Revisiting - Export Land ModelOur simple mathematical model and recent case histories have shown that once oil production in an oil exporting country starts declining, the resulting decline in net oil exports can be quite rapid, and the oil exporter tends to show an accelerating net export decline rate.
We have used some additional mathematical methods to forecast future production and consumption for key oil exporting countries.
Our middle case forecast is that the top five net oil exporting countries, accounting for about half of world net oil exports, will approach zero net oil exports around 2031—going from peak net exports to zero in about 26 years, versus seven years and eight years respectively for the UK and Indonesia. In our opinion, the only real difference between the top five and the UK and Indonesia is that the top five net exporters in 2005 had a lower rate of consumption relative to production.
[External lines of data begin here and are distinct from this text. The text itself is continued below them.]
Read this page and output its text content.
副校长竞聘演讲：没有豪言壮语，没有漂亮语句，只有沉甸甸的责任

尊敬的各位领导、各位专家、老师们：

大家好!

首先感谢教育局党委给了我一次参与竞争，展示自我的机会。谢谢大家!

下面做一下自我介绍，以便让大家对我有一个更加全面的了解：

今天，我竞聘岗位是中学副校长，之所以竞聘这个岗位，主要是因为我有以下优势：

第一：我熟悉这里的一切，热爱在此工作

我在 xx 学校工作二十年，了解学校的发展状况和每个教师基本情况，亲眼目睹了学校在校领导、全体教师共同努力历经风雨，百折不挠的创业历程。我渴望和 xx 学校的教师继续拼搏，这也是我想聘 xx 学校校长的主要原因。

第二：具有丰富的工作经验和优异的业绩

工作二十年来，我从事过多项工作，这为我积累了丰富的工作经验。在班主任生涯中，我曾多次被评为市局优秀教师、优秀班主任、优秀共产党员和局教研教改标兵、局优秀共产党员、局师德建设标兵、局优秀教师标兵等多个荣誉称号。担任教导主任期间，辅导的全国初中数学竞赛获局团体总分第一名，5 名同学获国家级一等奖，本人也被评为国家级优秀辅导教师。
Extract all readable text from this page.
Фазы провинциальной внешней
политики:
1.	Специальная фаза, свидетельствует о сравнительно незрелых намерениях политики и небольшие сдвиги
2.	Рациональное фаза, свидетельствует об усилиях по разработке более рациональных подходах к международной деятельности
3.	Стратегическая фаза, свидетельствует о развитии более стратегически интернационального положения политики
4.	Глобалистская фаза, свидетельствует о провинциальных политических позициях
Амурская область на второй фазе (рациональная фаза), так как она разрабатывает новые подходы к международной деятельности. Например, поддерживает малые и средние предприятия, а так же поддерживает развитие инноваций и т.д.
Extrapolating from year to date 2007 data, it appears likely that the top five will show an average aggregate net export decline of about one mbpd per year in both 2006 and 2007, putting them on track to go from about 23 mbpd in net exports in 2005 to close to zero in the 2030 time frame.
Smaller oil exporters like Angola can and will increase their net exports, but smaller exporters, just like smaller oil fields, tend to have sharper production peaks and more rapid net export declines than do the larger net exporters. And offsetting many of the gains by some smaller exporters will be sharp declines in net exports from other smaller exporters like Mexico, the #2 source of imported crude oil into the US, which will probably approach zero net oil exports by 2014.
Declining net oil exports will inevitably result, absent a severe decline in demand in importing countries, in continued rapid increases in oil prices, as oil importing countries furiously bid against each other for declining oil exports.